Before I was first diagnosed with MDS, we ruled out GI tract bleeding with an endoscopy-colonoscopy. Dr. Olnes felt that bleeding is not likely the cause of my sudden hemoglobin drop, because my reticulocyte count has fallen as well. Normally, a loss of blood would lower hemoglobin but increase reticulocytes, as the marrow tries to make up the losses.

Though I understand that reasoning, and have no signs of GI tract bleeding, I may nonetheless book an appointment with my family doc or GI doc, just to be sure. I'll consult with my local hematologist about this first.

Most important, Dr. Olnes said, was to repeat a bone marrow biopsy, even though I had one in May that showed no significant change. We need to make sure something hasn't come up that would explain my change in symptoms. We'll do cytogenetics, of course, as well as a FISH analysis of Chromosomes 5, 7, 8, 13, & 20, which Dr. Olnes indicated are the standard areas to check in MDS. If a FISH probe is available for my rare Chromosome 1 problem, we may check it as well.
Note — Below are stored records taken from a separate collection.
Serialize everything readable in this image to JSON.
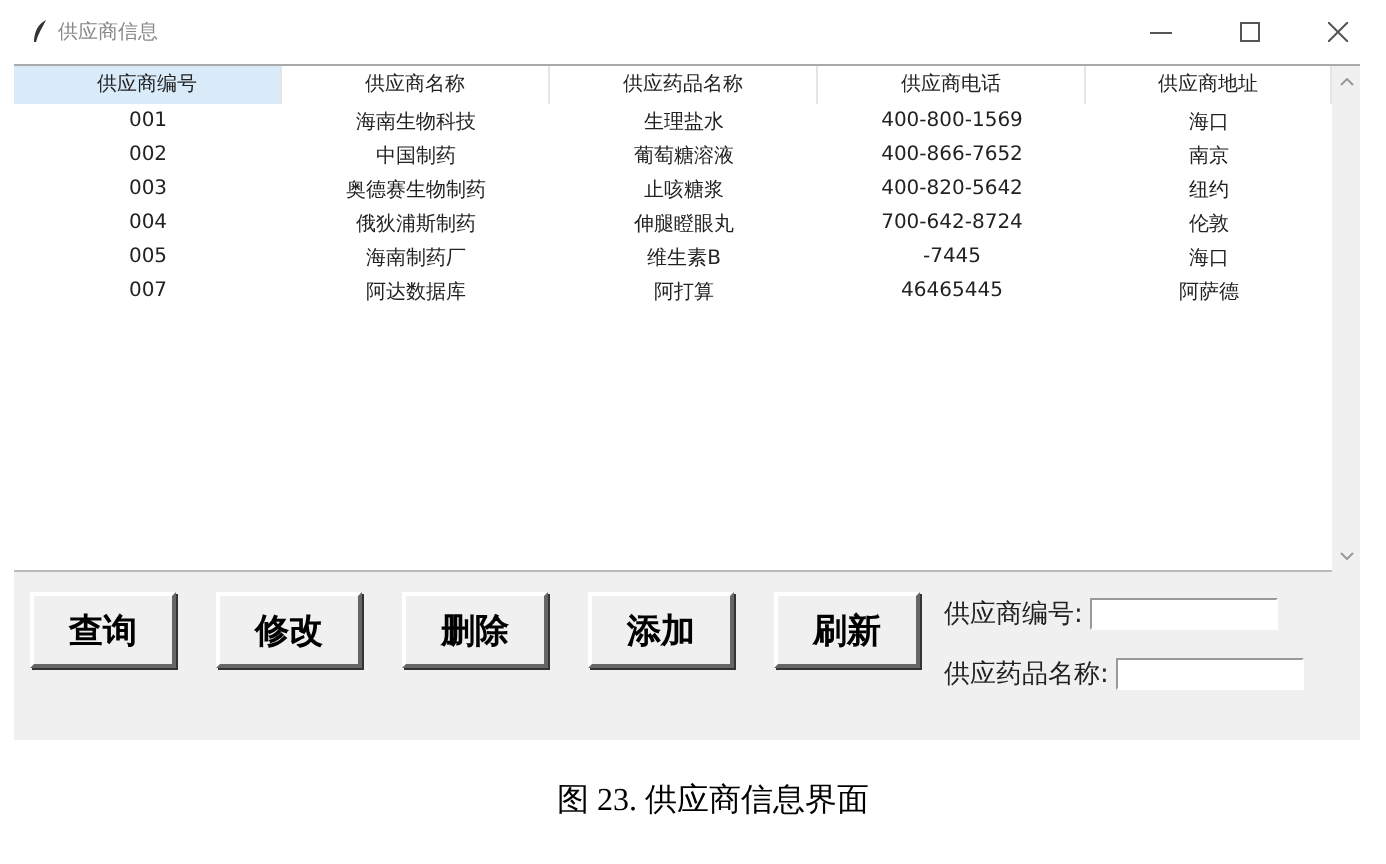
{
  "window": {
    "title": "供应商信息"
  },
  "table": {
    "columns": [
      {
        "label": "供应商编号",
        "selected": true
      },
      {
        "label": "供应商名称",
        "selected": false
      },
      {
        "label": "供应药品名称",
        "selected": false
      },
      {
        "label": "供应商电话",
        "selected": false
      },
      {
        "label": "供应商地址",
        "selected": false
      }
    ],
    "rows": [
      [
        "001",
        "海南生物科技",
        "生理盐水",
        "400-800-1569",
        "海口"
      ],
      [
        "002",
        "中国制药",
        "葡萄糖溶液",
        "400-866-7652",
        "南京"
      ],
      [
        "003",
        "奥德赛生物制药",
        "止咳糖浆",
        "400-820-5642",
        "纽约"
      ],
      [
        "004",
        "俄狄浦斯制药",
        "伸腿瞪眼丸",
        "700-642-8724",
        "伦敦"
      ],
      [
        "005",
        "海南制药厂",
        "维生素B",
        "-7445",
        "海口"
      ],
      [
        "007",
        "阿达数据库",
        "阿打算",
        "46465445",
        "阿萨德"
      ]
    ]
  },
  "buttons": [
    "查询",
    "修改",
    "删除",
    "添加",
    "刷新"
  ],
  "fields": [
    {
      "label": "供应商编号:"
    },
    {
      "label": "供应药品名称:"
    }
  ],
  "caption": "图 23. 供应商信息界面"
}
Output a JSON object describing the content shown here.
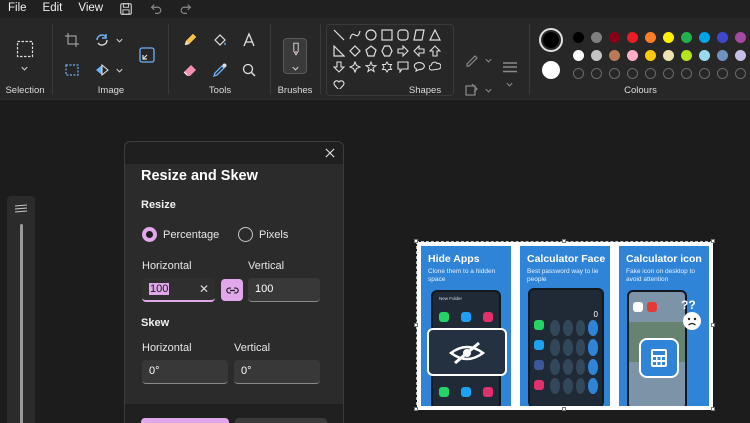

We'll do FISH because it utilizes a larger sample size than the standard karyotype analysis, making it more likely to detect an abnormality present in only a small number of cells, as well as providing a more reliable indication of the proportion of my stem cells that are defective.

Assuming my local hematologist agrees with all of this, we will likely do the bone marrow locally rather than at NIH. My luck with NIH bone marrows hasn't been all that great; and pretty much everyone, including NIH, sends their cytogenetics and FISH out to one or another of a few big commercial labs.